Голубь смерти
"Голубь сидел на ветке, размышляя о бытии" Роя Андерссона
Почти год истек с тех пор, как фильм Роя Андерссона "Голубь сидел на ветке, размышляя о бытии", высокомерно отвергнутый Каннским фестивалем, стал триумфатором Венецианского. С тех пор он был дважды показан в России, побывал здесь и сам режиссер, к премьере была издана посвященная ему книга критика Антона Долина. Этой широкой известности в узких кругах радуется АНДРЕЙ ПЛАХОВ.
Известность остается все равно узкой: артхаусная ниша в прокате катастрофически сужается — и не только в нашей стране. Швеция не исключение: Андерссон работает медленно и трудно, выпускает фильмы с большими перерывами и чрезвычайно горд венецианским "Золотым львом", которого даже привез продемонстрировать своим поклонникам в Москву. Ведь это первая крупная награда, которой выдающийся режиссер удостоен за полвека карьеры, но даже она не способна существенно расширить аудиторию его депрессивных трагикомедий — несомненно, гуманистических (его последний фильм вдохновлен "Похитителями велосипедов"), но лишенных умиротворяющего катарсиса.

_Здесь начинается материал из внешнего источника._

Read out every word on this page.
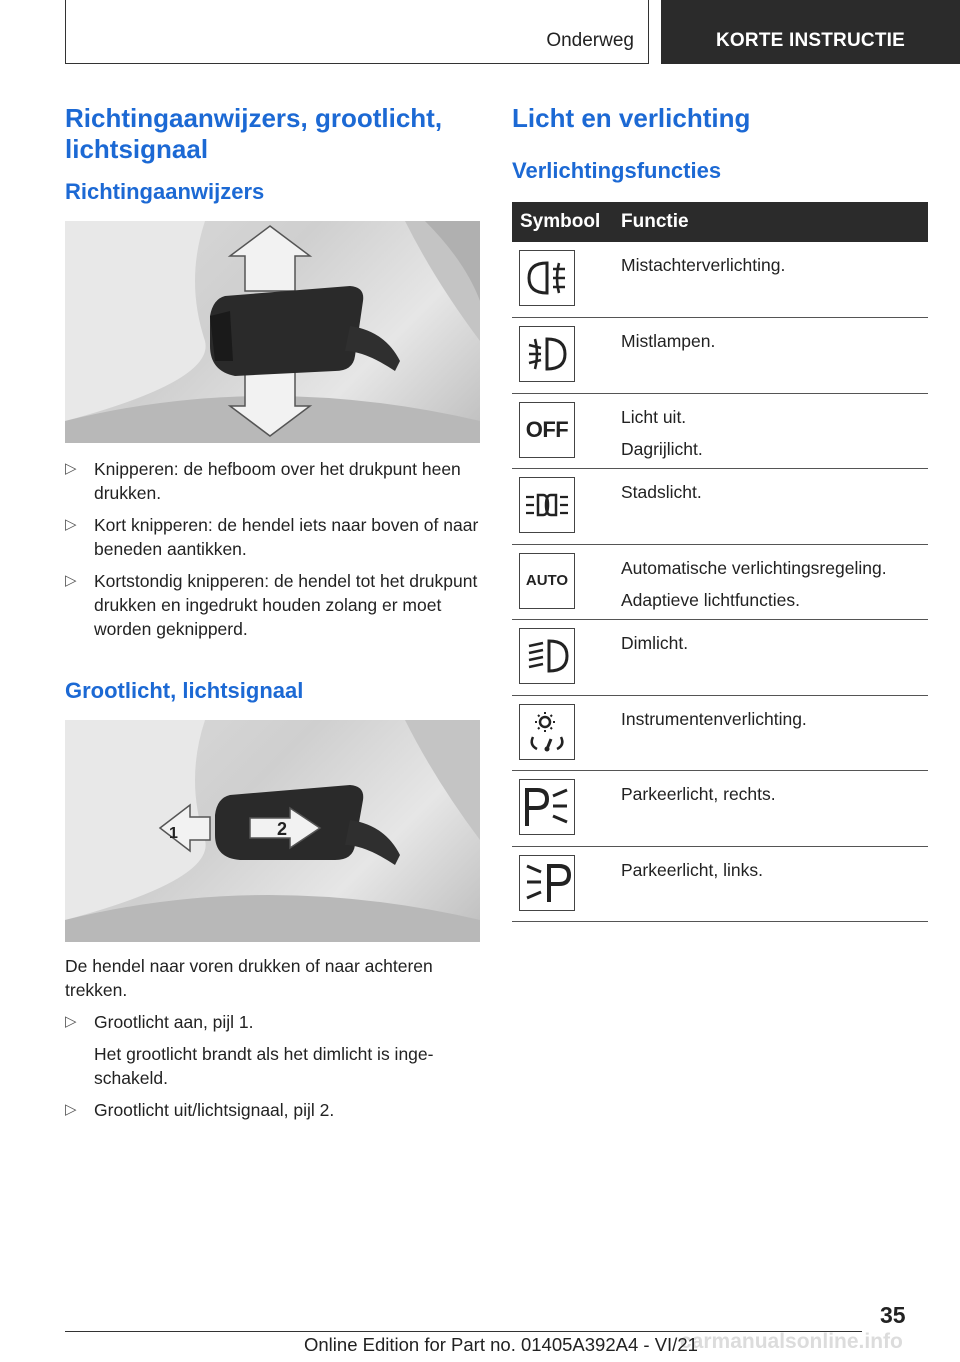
Onderweg	KORTE INSTRUCTIE
Richtingaanwijzers, grootlicht, lichtsignaal
Richtingaanwijzers
▷ Knipperen: de hefboom over het drukpunt heen drukken.
▷ Kort knipperen: de hendel iets naar boven of naar beneden aantikken.
▷ Kortstondig knipperen: de hendel tot het drukpunt drukken en ingedrukt houden zolang er moet worden geknipperd.
Grootlicht, lichtsignaal
1	2

De hendel naar voren drukken of naar achteren trekken.

▷ Grootlicht aan, pijl 1.
Het grootlicht brandt als het dimlicht is ingeschakeld.
▷ Grootlicht uit/lichtsignaal, pijl 2.
Licht en verlichting
Verlichtingsfuncties
Symbool	Functie

Mistachterverlichting.

Mistlampen.

OFF	Licht uit.
Dagrijlicht.

Stadslicht.

AUTO	Automatische verlichtingsregeling.
Adaptieve lichtfuncties.

Dimlicht.

Instrumentenverlichting.

Parkeerlicht, rechts.

Parkeerlicht, links.
35
carmanualsonline.info
Online Edition for Part no. 01405A392A4 - VI/21
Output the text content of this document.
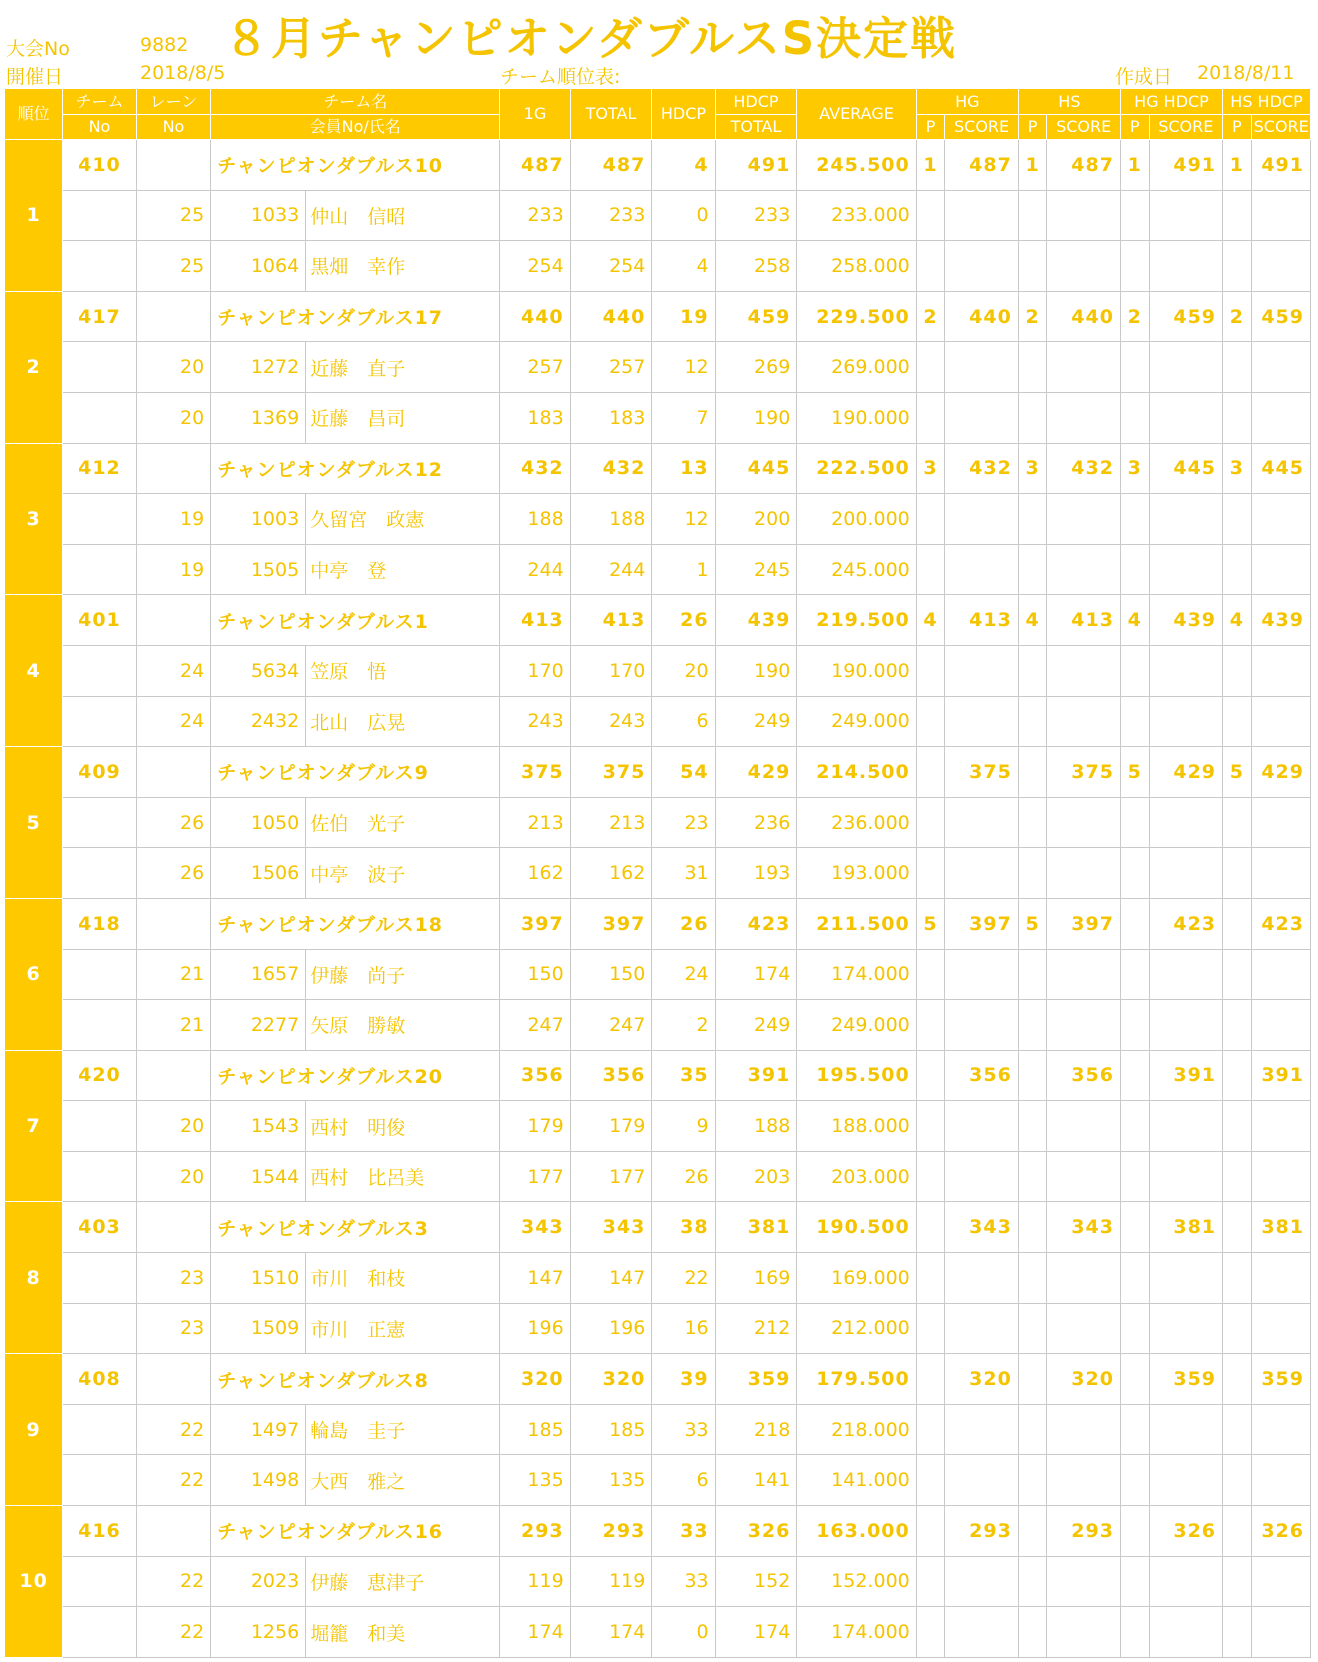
大会No	9882 ８月チャンピオンダブルスS決定戦
開催日	2018/8/5	チーム順位表:	作成日 2018/8/11
順位	チーム	レーン	チーム名		1G	TOTAL	HDCP	HDCP	AVERAGE	HG		HS		HG HDCP		HS HDCP	
	No	No	会員No/氏名					TOTAL		P	SCORE	P	SCORE	P	SCORE	P	SCORE
1	410		チャンピオンダブルス10		487	487	4	491	245.500	1	487	1	487	1	491	1	491
		25	1033	仲山　信昭	233	233	0	233	233.000								
		25	1064	黒畑　幸作	254	254	4	258	258.000								
2	417		チャンピオンダブルス17		440	440	19	459	229.500	2	440	2	440	2	459	2	459
		20	1272	近藤　直子	257	257	12	269	269.000								
		20	1369	近藤　昌司	183	183	7	190	190.000								
3	412		チャンピオンダブルス12		432	432	13	445	222.500	3	432	3	432	3	445	3	445
		19	1003	久留宮　政憲	188	188	12	200	200.000								
		19	1505	中亭　登	244	244	1	245	245.000								
4	401		チャンピオンダブルス1		413	413	26	439	219.500	4	413	4	413	4	439	4	439
		24	5634	笠原　悟	170	170	20	190	190.000								
		24	2432	北山　広晃	243	243	6	249	249.000								
5	409		チャンピオンダブルス9		375	375	54	429	214.500		375		375	5	429	5	429
		26	1050	佐伯　光子	213	213	23	236	236.000								
		26	1506	中亭　波子	162	162	31	193	193.000								
6	418		チャンピオンダブルス18		397	397	26	423	211.500	5	397	5	397		423		423
		21	1657	伊藤　尚子	150	150	24	174	174.000								
		21	2277	矢原　勝敏	247	247	2	249	249.000								
7	420		チャンピオンダブルス20		356	356	35	391	195.500		356		356		391		391
		20	1543	西村　明俊	179	179	9	188	188.000								
		20	1544	西村　比呂美	177	177	26	203	203.000								
8	403		チャンピオンダブルス3		343	343	38	381	190.500		343		343		381		381
		23	1510	市川　和枝	147	147	22	169	169.000								
		23	1509	市川　正憲	196	196	16	212	212.000								
9	408		チャンピオンダブルス8		320	320	39	359	179.500		320		320		359		359
		22	1497	輪島　圭子	185	185	33	218	218.000								
		22	1498	大西　雅之	135	135	6	141	141.000								
10	416		チャンピオンダブルス16		293	293	33	326	163.000		293		293		326		326
		22	2023	伊藤　恵津子	119	119	33	152	152.000								
		22	1256	堀籠　和美	174	174	0	174	174.000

"Голубь" — заключительная часть трилогии Андерссона о веселом и трагическом абсурде бытия. Название подсказано птичкой с картины Питера Брейгеля Старшего "Охотники на снегу", от Брейгеля и Босха идет также жуткая сцена земного ада — медленного поджаривания англичанами чернокожих рабов в гигантской вращающейся музыкальной шкатулке. Эта изысканная пытка призвана услаждать звуками боли и ужаса вырождающуюся аристократию, словно выползшую из подвалов колониального прошлого. Однако в данном сюжете прочитывается и другой смысл. На огромном медном цилиндре указано название шведской компании Boliden, которая в 1980-е годы отправляла тысячи тонн ядовитого выплавного остатка в Чили, где сотни человек, в том числе дети, стали жертвами отравления. Таким образом, добрые традиции колониализма продолжаются уже в нашу демократическую эпоху.
Начинается картина Андерссона тремя весьма забавными эпизодами встречи со смертью: например, одного из героев она подстерегает, когда тот из последних сил тщится откупорить бутылку с вином. Через весь фильм проходит уморительная пара коммивояжеров, торгующих вампирской челюстью и прочей подобной белибердой, — оммаж комикам классической эры кинематографа Лорелу и Харди. Именно эта сквозная линия цементирует картину Андерссона, состоящую, как обычно у этого автора, из минималистских новелл-скетчей.
Несмотря на универсальность конструкции, в "Голубе" очень много шведской специфики — и не только в карикатурном появлении разбитого под Полтавой Карла XII. Андерссон вслед за своим великим предшественником Бергманом, но совершенно в другой жанровой палитре живописует пуританизм шведского общества, его комплекс вины, который сформировался на фоне благополучия, купленного слишком дорогой ценой. Лунатический северный свет, пронизывающий интерьеры офисов, кафе, танцзалов и смахивающих на тюрьму бездушных общежитий, полон меланхолии, страдания и стоического сопротивления.
Имя Бергмана неизбежно всплывает в связи с Андерссоном, который принадлежит к поколению, подавленному славой великого соотечественника. И хотя, как и положено, в молодости он дистанцировался от бергмановской линии, иногда даже достаточно агрессивно, теперь Андерссон постепенно занимает место почившего классика. Разница состоит в том, что во времена Бергмана экзистенциальный дискурс был поддержан достаточно широким кругом зрителей, не только интеллектуалов. Потому, как и многие другие авторы того периода — от Брессона до Тарковского, Бергман мог позволить себе быть суровым и серьезным. Андерссон сумел пройти через эпоху постмодернизма, не поступившись своим авторским началом, но сохранив качества раннего "наивного" кинематографа — эксцентрику, юмор, любовь к пантомиме. Сегодня все это оказывается как нельзя более пригодным для описания постапокалипсиса XXI века — во всяком случае, другого языка для этого еще никто не придумал.